The filtering approach will return a list of possibilities for each quad-set. The offset among these possibilities will be saved in meta data, along with the nonce. There is still 13 bytes remaining, so the last challenge is to be able to encode every offset in less than 13 bytes. At first inspection this doesn’t seem possible because if we assume a worse cause scenario of 11 bits per offset – that totals 83 bytes. But the nonce list contains patterns and that may be key to solving this problem.
On average it requires a certain number of attempts to find high-value PoW for the nonces. So most of the nonces tend to be high value. A simple scheme that divides all of the nonces by the lowest nonce, saves the quotient, remainder, and min nonce saves an additional 60 bytes. By the way: all of the parameters chosen so far are to prevent exponential growth of result sets – allowing the code to finish – or for space-saving / CPU efficiency reasons. They are not arbitrary.
Here is the problem
This is where my research stops and I’m left with a bunch of unanswered questions. What range of offsets can we expect for all the quad-set candidates after filtering them? Can they be compressed like the nonces can? Can the bit filter be compressed? Is filtering every quad-set even possible? Can the bit filter be eliminated? What else am I missing?

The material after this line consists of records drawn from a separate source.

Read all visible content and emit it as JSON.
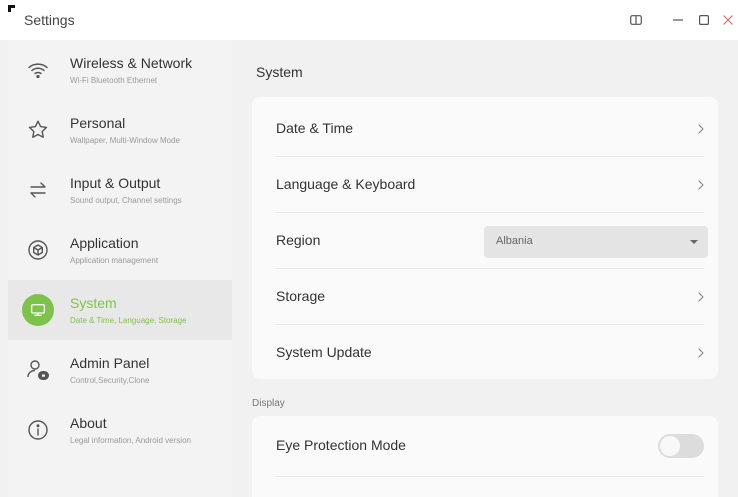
{
  "window": {
    "title": "Settings",
    "controls": [
      "split-view-icon",
      "minimize-icon",
      "maximize-icon",
      "close-icon"
    ]
  },
  "sidebar": {
    "items": [
      {
        "title": "Wireless & Network",
        "subtitle": "Wi-Fi Bluetooth Ethernet",
        "icon": "wifi-icon",
        "active": false
      },
      {
        "title": "Personal",
        "subtitle": "Wallpaper, Multi-Window Mode",
        "icon": "star-icon",
        "active": false
      },
      {
        "title": "Input & Output",
        "subtitle": "Sound output, Channel settings",
        "icon": "arrows-icon",
        "active": false
      },
      {
        "title": "Application",
        "subtitle": "Application management",
        "icon": "cube-icon",
        "active": false
      },
      {
        "title": "System",
        "subtitle": "Date & Time, Language, Storage",
        "icon": "monitor-icon",
        "active": true
      },
      {
        "title": "Admin Panel",
        "subtitle": "Control,Security,Clone",
        "icon": "admin-icon",
        "active": false
      },
      {
        "title": "About",
        "subtitle": "Legal information, Android version",
        "icon": "info-icon",
        "active": false
      }
    ]
  },
  "main": {
    "title": "System",
    "system_rows": {
      "date_time": "Date & Time",
      "language_keyboard": "Language & Keyboard",
      "region": {
        "label": "Region",
        "selected": "Albania"
      },
      "storage": "Storage",
      "system_update": "System Update"
    },
    "display": {
      "section_label": "Display",
      "eye_protection": {
        "label": "Eye Protection Mode",
        "enabled": false
      }
    }
  },
  "colors": {
    "accent": "#7dc24b",
    "background": "#f1f1f1",
    "card": "#fafafa",
    "selected_nav": "#e8e8e8"
  }
}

Due to the large amount of compute resources required for filtering I have only confirmed successful recovery of a single quad-set. My private compute cluster is only 96 cores at the moment which isn’t enough to continue this research (it would probably take a month to finish one run of the algorithm.) I believe that I’m close to a working algorithm but I lack the resources to prove this. If any of you think this will work or have access to a ton of CPU cores (around 512 if not more) – I think I can prove my approach will work.
All feedback welcome.
PS: Here is the current code just to give you a more precise idea: https://github.com/robertsdotpm/rand
My code is already mostly complete and shows how to marshal cryptographically random data into a GCS in less space and use a series of nonce puzzles to recover it.
The code points to my Spark cluster and isn’t finished yet though so don’t bother trying to run it.